Creamy and garlicky, with a balanced blend of earthy Black Truffle cheese. Truly decadent.
- 1 Tbsp Olive oil
- 1 cup Onions, chopped
- Salt & white pepper, to taste
- 6 cups Chicken or vegetable stock
- 2 tsp Garlic, minced
- 1 pound Arborio rice
- 1 Tbsp Butter
- ¼ cup Heavy cream
- 3/4 cup Bothwell Black Truffle, grated
- 2 Tbsp Chives, chopped
- Heat olive oil in a large pan over medium heat
- Add onion and season with salt & pepper.
- Sauté for 3 minutes, or until the onions are soft.

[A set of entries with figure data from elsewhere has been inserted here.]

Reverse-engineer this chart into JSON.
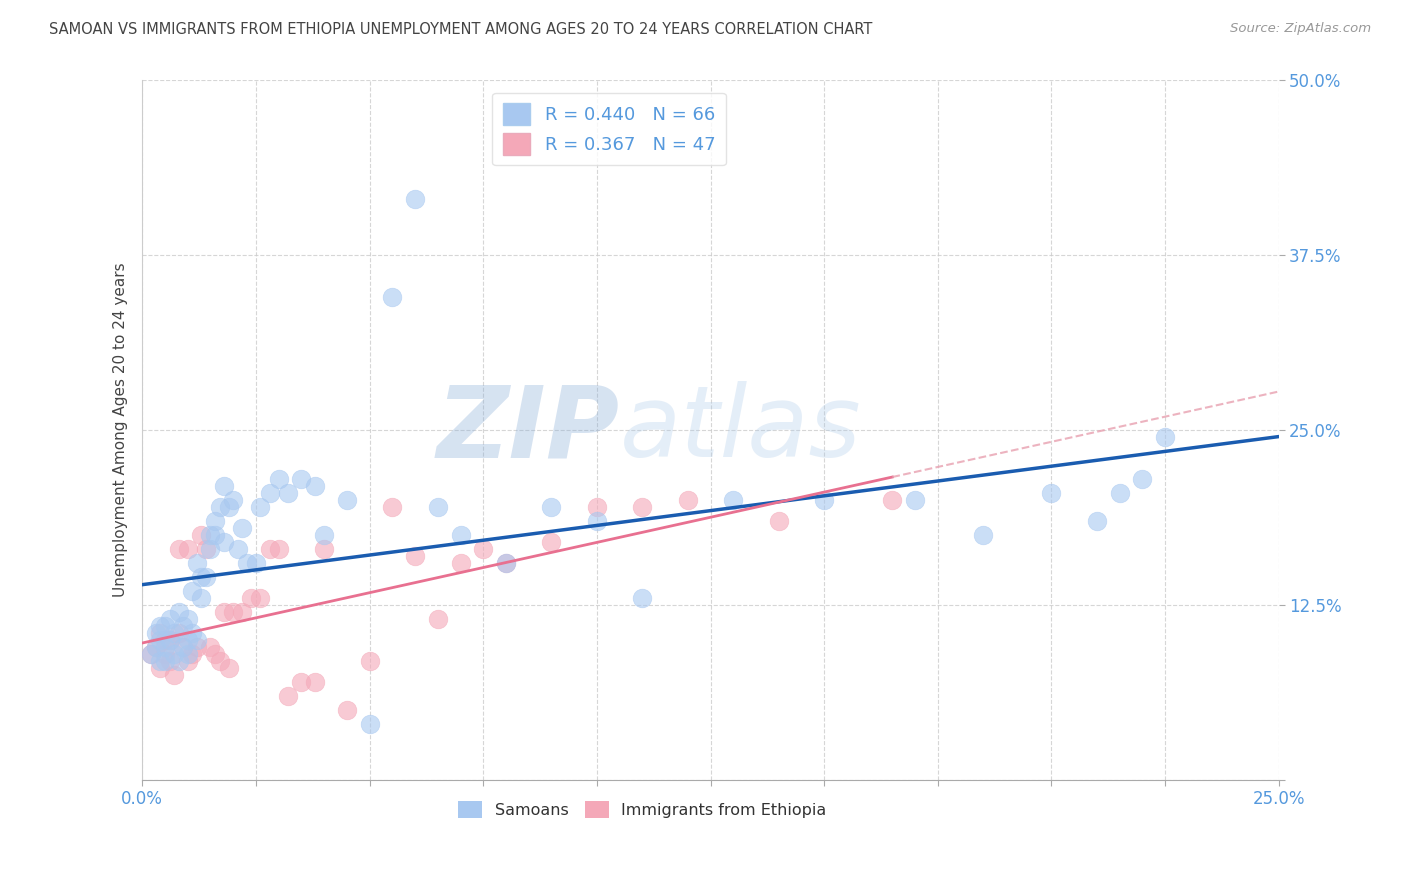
{
  "title": "SAMOAN VS IMMIGRANTS FROM ETHIOPIA UNEMPLOYMENT AMONG AGES 20 TO 24 YEARS CORRELATION CHART",
  "source": "Source: ZipAtlas.com",
  "ylabel": "Unemployment Among Ages 20 to 24 years",
  "xlim": [
    0.0,
    0.25
  ],
  "ylim": [
    0.0,
    0.5
  ],
  "xticks": [
    0.0,
    0.025,
    0.05,
    0.075,
    0.1,
    0.125,
    0.15,
    0.175,
    0.2,
    0.225,
    0.25
  ],
  "yticks": [
    0.0,
    0.125,
    0.25,
    0.375,
    0.5
  ],
  "xticklabels_show": [
    "0.0%",
    "25.0%"
  ],
  "yticklabels": [
    "",
    "12.5%",
    "25.0%",
    "37.5%",
    "50.0%"
  ],
  "watermark_zip": "ZIP",
  "watermark_atlas": "atlas",
  "blue_R": "0.440",
  "blue_N": "66",
  "pink_R": "0.367",
  "pink_N": "47",
  "blue_color": "#A8C8F0",
  "pink_color": "#F4A8B8",
  "blue_line_color": "#1A5CB0",
  "pink_line_color": "#E87090",
  "pink_dash_color": "#E8A0B0",
  "background_color": "#FFFFFF",
  "grid_color": "#CCCCCC",
  "title_color": "#444444",
  "axis_label_color": "#5599DD",
  "legend_text_color": "#333333",
  "samoans_x": [
    0.002,
    0.003,
    0.003,
    0.004,
    0.004,
    0.004,
    0.005,
    0.005,
    0.005,
    0.006,
    0.006,
    0.007,
    0.007,
    0.008,
    0.008,
    0.009,
    0.009,
    0.01,
    0.01,
    0.01,
    0.011,
    0.011,
    0.012,
    0.012,
    0.013,
    0.013,
    0.014,
    0.015,
    0.015,
    0.016,
    0.016,
    0.017,
    0.018,
    0.018,
    0.019,
    0.02,
    0.021,
    0.022,
    0.023,
    0.025,
    0.026,
    0.028,
    0.03,
    0.032,
    0.035,
    0.038,
    0.04,
    0.045,
    0.05,
    0.055,
    0.06,
    0.065,
    0.07,
    0.08,
    0.09,
    0.1,
    0.11,
    0.13,
    0.15,
    0.17,
    0.185,
    0.2,
    0.21,
    0.215,
    0.22,
    0.225
  ],
  "samoans_y": [
    0.09,
    0.105,
    0.095,
    0.11,
    0.085,
    0.1,
    0.095,
    0.11,
    0.085,
    0.1,
    0.115,
    0.09,
    0.105,
    0.12,
    0.085,
    0.095,
    0.11,
    0.1,
    0.115,
    0.09,
    0.135,
    0.105,
    0.155,
    0.1,
    0.145,
    0.13,
    0.145,
    0.175,
    0.165,
    0.185,
    0.175,
    0.195,
    0.17,
    0.21,
    0.195,
    0.2,
    0.165,
    0.18,
    0.155,
    0.155,
    0.195,
    0.205,
    0.215,
    0.205,
    0.215,
    0.21,
    0.175,
    0.2,
    0.04,
    0.345,
    0.415,
    0.195,
    0.175,
    0.155,
    0.195,
    0.185,
    0.13,
    0.2,
    0.2,
    0.2,
    0.175,
    0.205,
    0.185,
    0.205,
    0.215,
    0.245
  ],
  "ethiopia_x": [
    0.002,
    0.003,
    0.004,
    0.004,
    0.005,
    0.005,
    0.006,
    0.006,
    0.007,
    0.008,
    0.008,
    0.009,
    0.01,
    0.01,
    0.011,
    0.012,
    0.013,
    0.014,
    0.015,
    0.016,
    0.017,
    0.018,
    0.019,
    0.02,
    0.022,
    0.024,
    0.026,
    0.028,
    0.03,
    0.032,
    0.035,
    0.038,
    0.04,
    0.045,
    0.05,
    0.055,
    0.06,
    0.065,
    0.07,
    0.075,
    0.08,
    0.09,
    0.1,
    0.11,
    0.12,
    0.14,
    0.165
  ],
  "ethiopia_y": [
    0.09,
    0.095,
    0.08,
    0.105,
    0.1,
    0.09,
    0.085,
    0.1,
    0.075,
    0.105,
    0.165,
    0.095,
    0.085,
    0.165,
    0.09,
    0.095,
    0.175,
    0.165,
    0.095,
    0.09,
    0.085,
    0.12,
    0.08,
    0.12,
    0.12,
    0.13,
    0.13,
    0.165,
    0.165,
    0.06,
    0.07,
    0.07,
    0.165,
    0.05,
    0.085,
    0.195,
    0.16,
    0.115,
    0.155,
    0.165,
    0.155,
    0.17,
    0.195,
    0.195,
    0.2,
    0.185,
    0.2
  ]
}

- Add the stock and garlic.
- Bring liquid to a boil and reduce to a simmer.
- Cook for 6 minutes.
- Add the rice and simmer for 18 minutes, stirring constantly, or until the mixture is creamy and bubbly.
- Add the butter, cream, cheese and chives.
- Re-season with salt and pepper.
- Simmer for 2 minutes and serve immediately.
- Garnish with additional chives (optional)
Kitchen Notes: Add 1/4 of Bothwell Smoked Parmesan for a deeper flavour profile.